Workers are living longer, and for pension plans, this means more payments and a bigger overall price tag on benefits.
In order for employers to estimate the cost of retirement benefits, they need to know a variety of characteristics about the current and future retiree pool, including how long a retiree will live. Recently, the Society of Actuaries released new mortality tables, aka death rate data on how long a person can be expected to live into retirement and continue collecting monthly benefits. The tables come from data collected from over one hundred primarily private pension plans and reflect more than 220,000 deaths and over 10.5 million years of life.
It’s morbid, but this new death data has significant implications for the private pension plans who will likely use these new tables, and who have been otherwise using the older tables based on data collected from over 20 years ago.
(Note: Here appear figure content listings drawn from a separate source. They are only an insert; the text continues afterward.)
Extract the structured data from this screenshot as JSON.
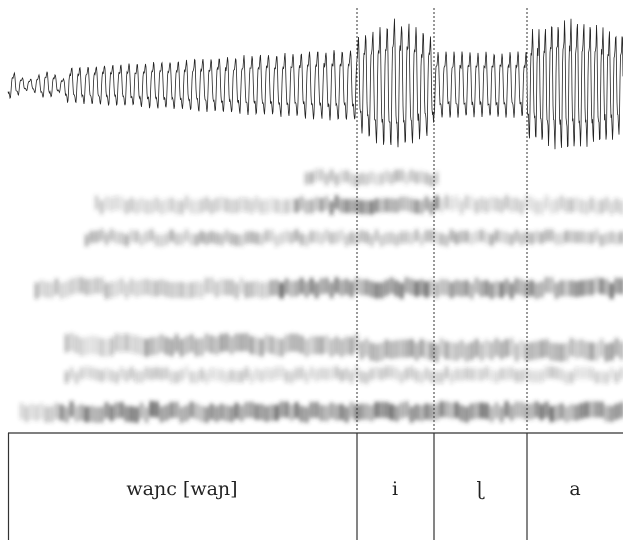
{
  "segments": [
    {
      "label": "waɲc [waɲ]"
    },
    {
      "label": "i"
    },
    {
      "label": "ɭ"
    },
    {
      "label": "a"
    }
  ]
}
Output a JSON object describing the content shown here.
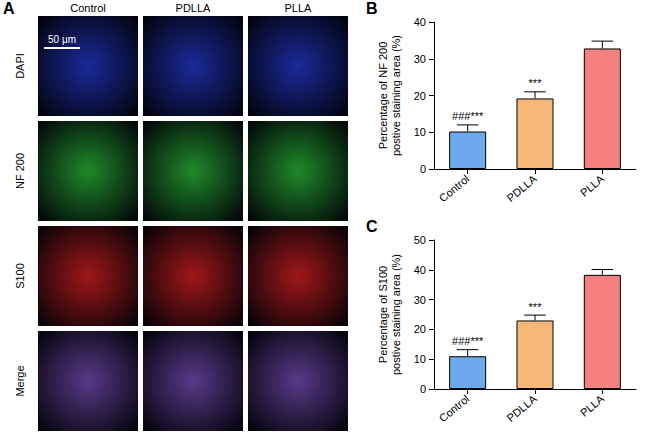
{
  "figure": {
    "panels": [
      {
        "letter": "A",
        "columns": [
          "Control",
          "PDLLA",
          "PLLA"
        ],
        "rows": [
          "DAPI",
          "NF 200",
          "S100",
          "Merge"
        ],
        "scale_bar": "50 μm"
      }
    ]
  },
  "chart_data": [
    {
      "panel": "B",
      "type": "bar",
      "categories": [
        "Control",
        "PDLLA",
        "PLLA"
      ],
      "values": [
        10.2,
        19.2,
        32.8
      ],
      "errors": [
        1.8,
        1.8,
        2.0
      ],
      "colors": [
        "#6ea9ef",
        "#f6b878",
        "#f47f7f"
      ],
      "ylabel": "Percentage of NF 200 postive staining area (%)",
      "ylim": [
        0,
        40
      ],
      "yticks": [
        0,
        10,
        20,
        30,
        40
      ],
      "grid": false,
      "annotations": [
        {
          "category": "Control",
          "text": "###***"
        },
        {
          "category": "PDLLA",
          "text": "***"
        }
      ]
    },
    {
      "panel": "C",
      "type": "bar",
      "categories": [
        "Control",
        "PDLLA",
        "PLLA"
      ],
      "values": [
        11.0,
        23.0,
        38.3
      ],
      "errors": [
        2.2,
        1.8,
        1.8
      ],
      "colors": [
        "#6ea9ef",
        "#f6b878",
        "#f47f7f"
      ],
      "ylabel": "Percentage of S100 postive staining area (%)",
      "ylim": [
        0,
        50
      ],
      "yticks": [
        0,
        10,
        20,
        30,
        40,
        50
      ],
      "grid": false,
      "annotations": [
        {
          "category": "Control",
          "text": "###***"
        },
        {
          "category": "PDLLA",
          "text": "***"
        }
      ]
    }
  ]
}
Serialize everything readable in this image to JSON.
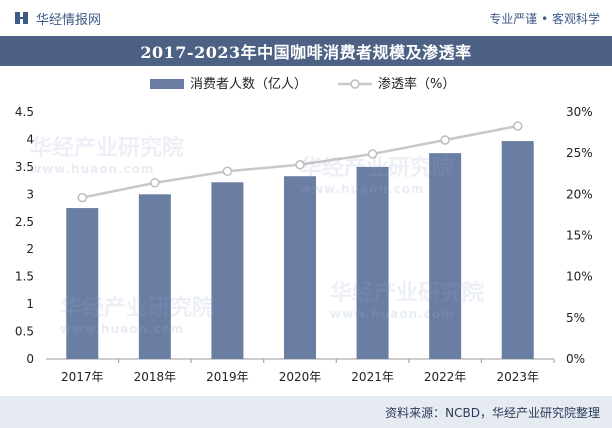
{
  "header": {
    "brand": "华经情报网",
    "slogan": "专业严谨 • 客观科学"
  },
  "title": "2017-2023年中国咖啡消费者规模及渗透率",
  "source": "资料来源：NCBD，华经产业研究院整理",
  "watermark": {
    "text": "华经产业研究院",
    "url": "www.huaon.com"
  },
  "colors": {
    "bar": "#6a7da3",
    "line": "#c8c8c8",
    "marker_fill": "#ffffff",
    "marker_stroke": "#bdbdbd",
    "title_bg": "#4c6184",
    "axis_text": "#222222"
  },
  "chart_data": {
    "type": "bar+line",
    "title": "2017-2023年中国咖啡消费者规模及渗透率",
    "categories": [
      "2017年",
      "2018年",
      "2019年",
      "2020年",
      "2021年",
      "2022年",
      "2023年"
    ],
    "series": [
      {
        "name": "消费者人数（亿人）",
        "type": "bar",
        "axis": "left",
        "values": [
          2.75,
          3.0,
          3.22,
          3.33,
          3.5,
          3.75,
          3.97
        ]
      },
      {
        "name": "渗透率（%）",
        "type": "line",
        "axis": "right",
        "values": [
          19.6,
          21.4,
          22.8,
          23.6,
          24.9,
          26.6,
          28.3
        ]
      }
    ],
    "y_left": {
      "min": 0,
      "max": 4.5,
      "ticks": [
        "0",
        "0.5",
        "1",
        "1.5",
        "2",
        "2.5",
        "3",
        "3.5",
        "4",
        "4.5"
      ]
    },
    "y_right": {
      "min": 0,
      "max": 30,
      "ticks": [
        "0%",
        "5%",
        "10%",
        "15%",
        "20%",
        "25%",
        "30%"
      ]
    },
    "legend_position": "top-center",
    "grid": false
  }
}
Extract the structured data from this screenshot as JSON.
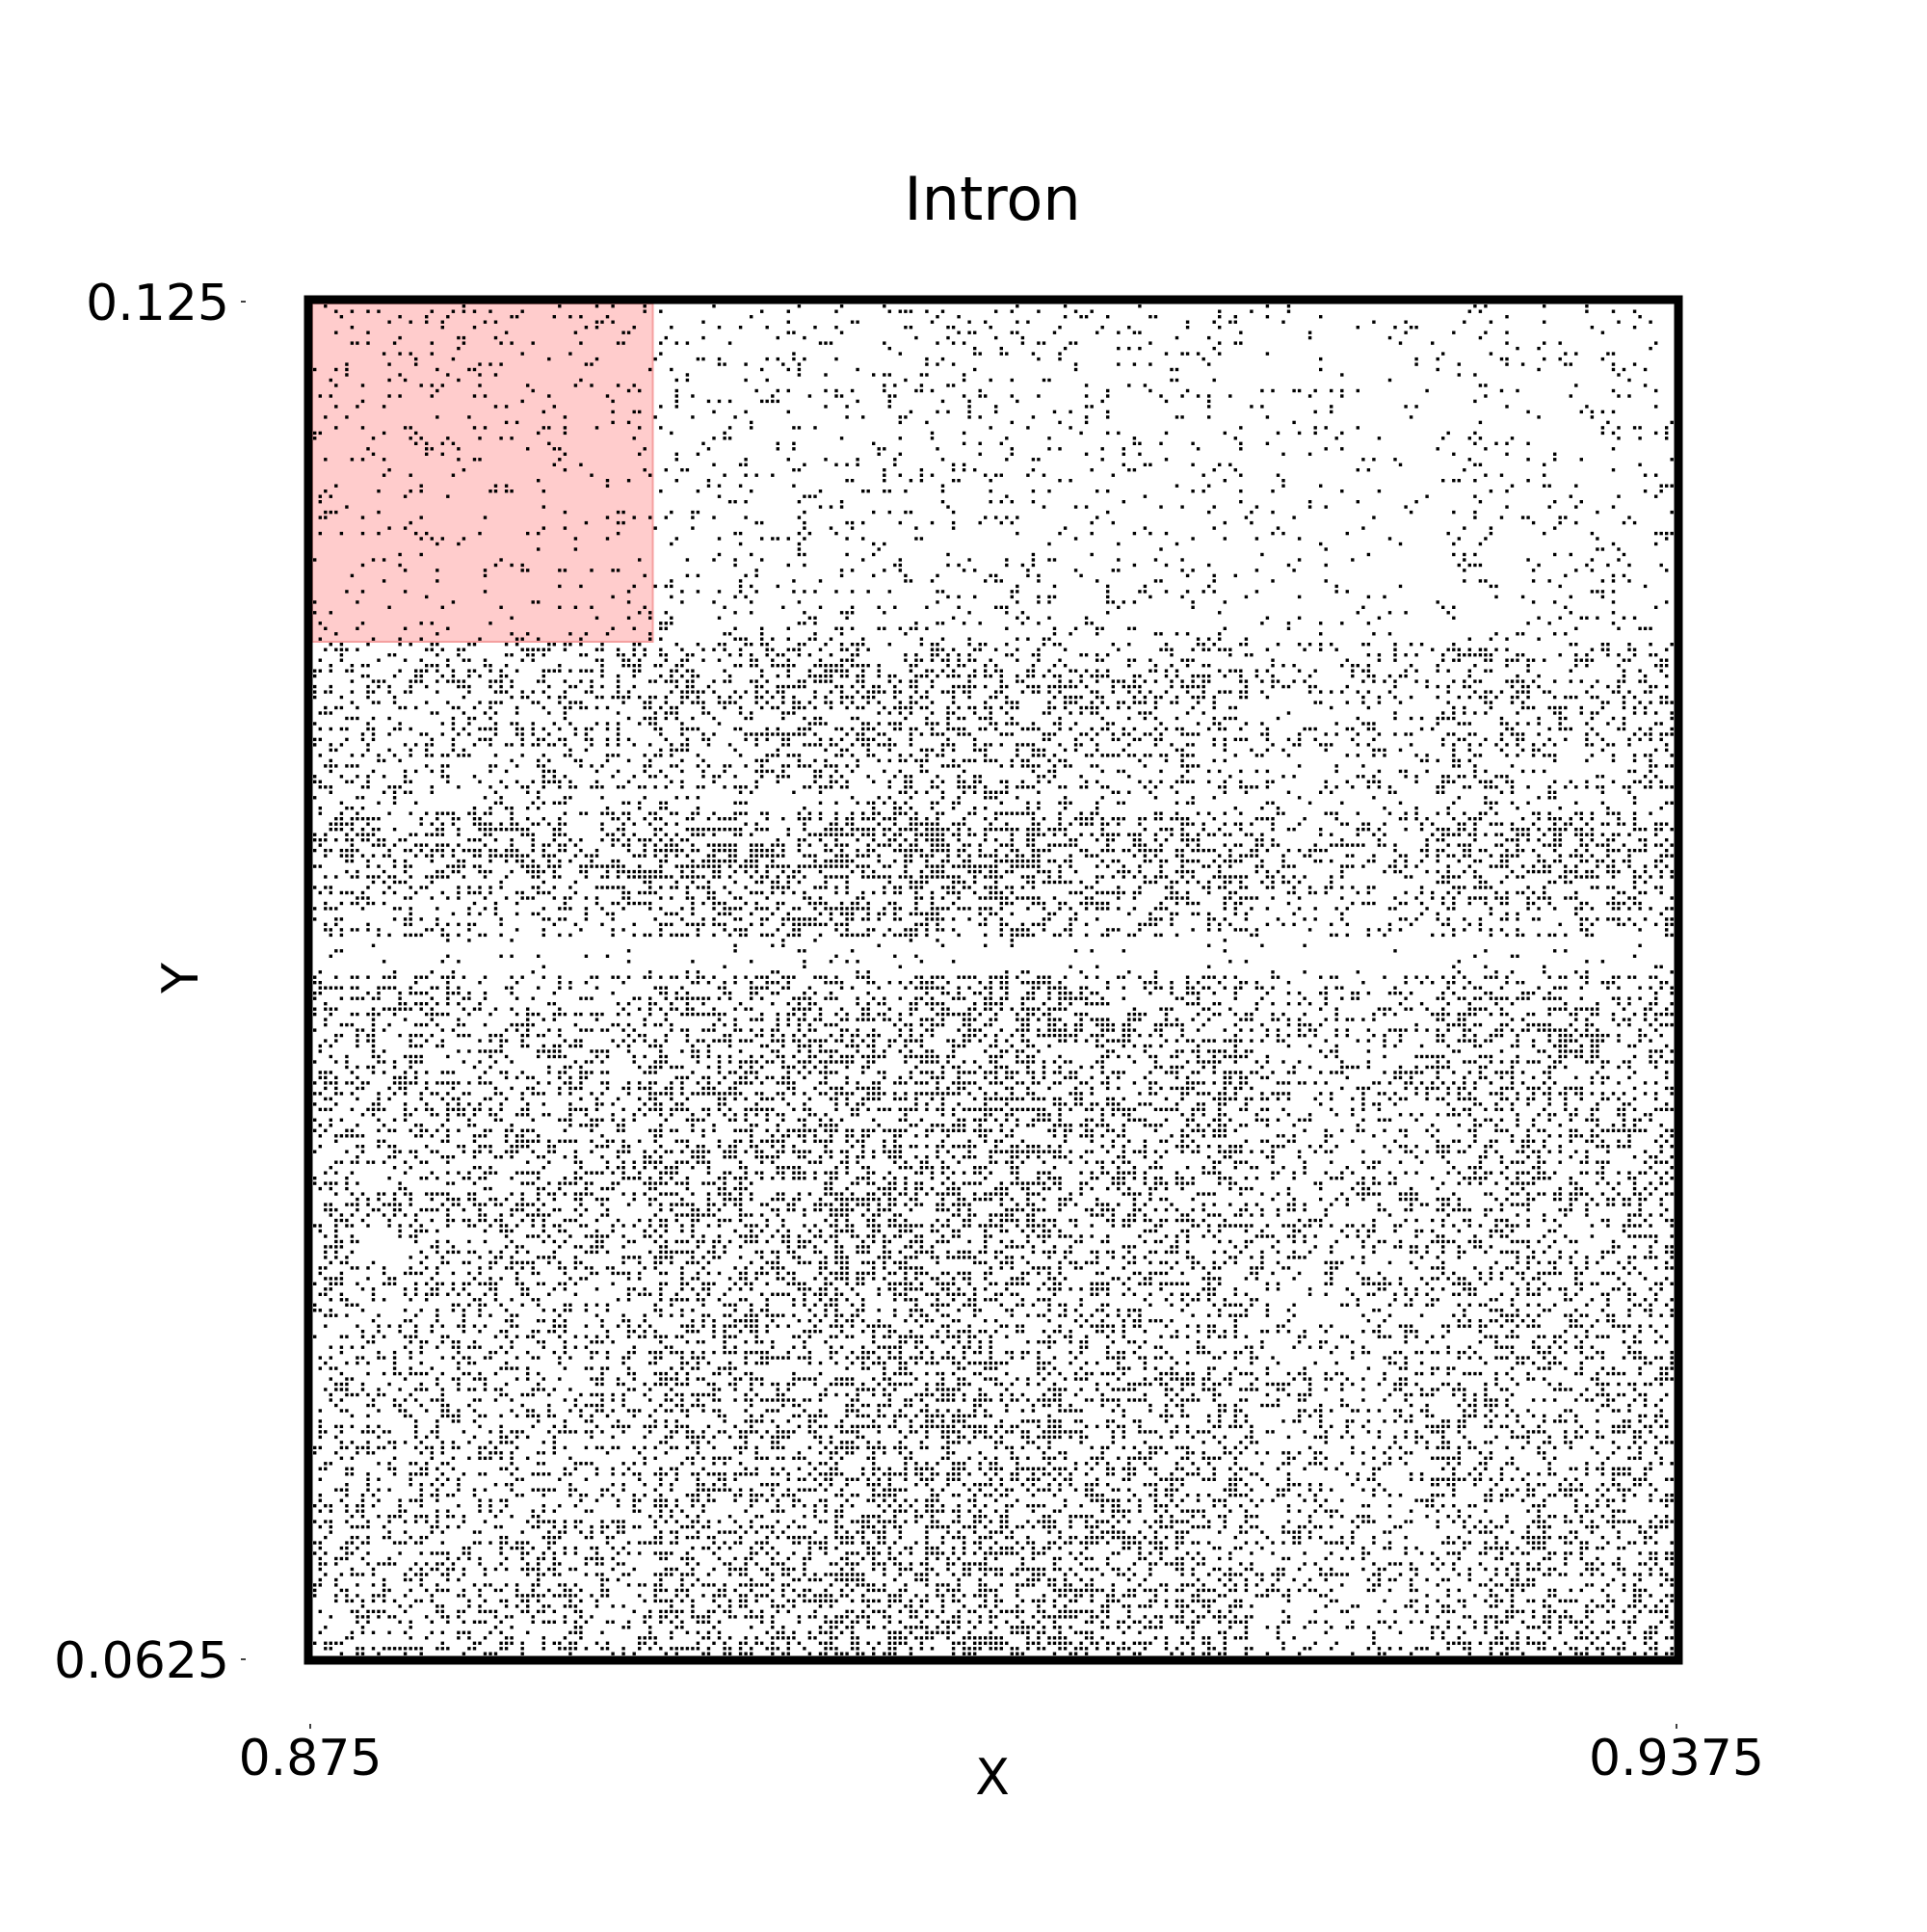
{
  "chart_data": {
    "type": "scatter",
    "title": "Intron",
    "xlabel": "X",
    "ylabel": "Y",
    "xlim": [
      0.875,
      0.9375
    ],
    "ylim": [
      0.0625,
      0.125
    ],
    "x_ticks": [
      "0.875",
      "0.9375"
    ],
    "y_ticks": [
      "0.125",
      "0.0625"
    ],
    "grid": false,
    "legend": "none",
    "highlight_region": {
      "x": [
        0.875,
        0.890625
      ],
      "y": [
        0.109375,
        0.125
      ],
      "color": "#ffcccc"
    },
    "point_color": "#000000",
    "frame_color": "#000000",
    "grid_cells_per_axis": 256,
    "row_density_bands": [
      {
        "y": [
          0.109375,
          0.125
        ],
        "density": 0.09
      },
      {
        "y": [
          0.1025,
          0.109375
        ],
        "density": 0.3
      },
      {
        "y": [
          0.1015,
          0.1025
        ],
        "density": 0.16
      },
      {
        "y": [
          0.0985,
          0.1015
        ],
        "density": 0.42
      },
      {
        "y": [
          0.0958,
          0.0985
        ],
        "density": 0.34
      },
      {
        "y": [
          0.094,
          0.0958
        ],
        "density": 0.05
      },
      {
        "y": [
          0.0625,
          0.094
        ],
        "density": 0.36
      }
    ],
    "column_density_factors": [
      {
        "x": [
          0.875,
          0.890625
        ],
        "factor": 0.9
      },
      {
        "x": [
          0.890625,
          0.8985
        ],
        "factor": 1.15
      },
      {
        "x": [
          0.8985,
          0.9095
        ],
        "factor": 1.3
      },
      {
        "x": [
          0.9095,
          0.918
        ],
        "factor": 1.05
      },
      {
        "x": [
          0.918,
          0.9265
        ],
        "factor": 0.7
      },
      {
        "x": [
          0.9265,
          0.9375
        ],
        "factor": 1.0
      }
    ]
  }
}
Some plan liabilities will go up by as high as 7 to 8 percent, other plans can expect a 3 to 4 percent increase depending on factors such as workforce composition (i.e., gender and age distribution). Females, for example, tend to have longer life expectancies, and so plans with predominantly female workers will be more affected, all else equal.
Although the report did not collect enough data to evaluate the impact on public pension plans, increased lifespans are certainly an important factor for public sector plans also, especially teacher pension plans which have a predominantly female workforce. And as life expectancies increase, stakeholders will need to responsibly prepare to take on higher retirement expenditures.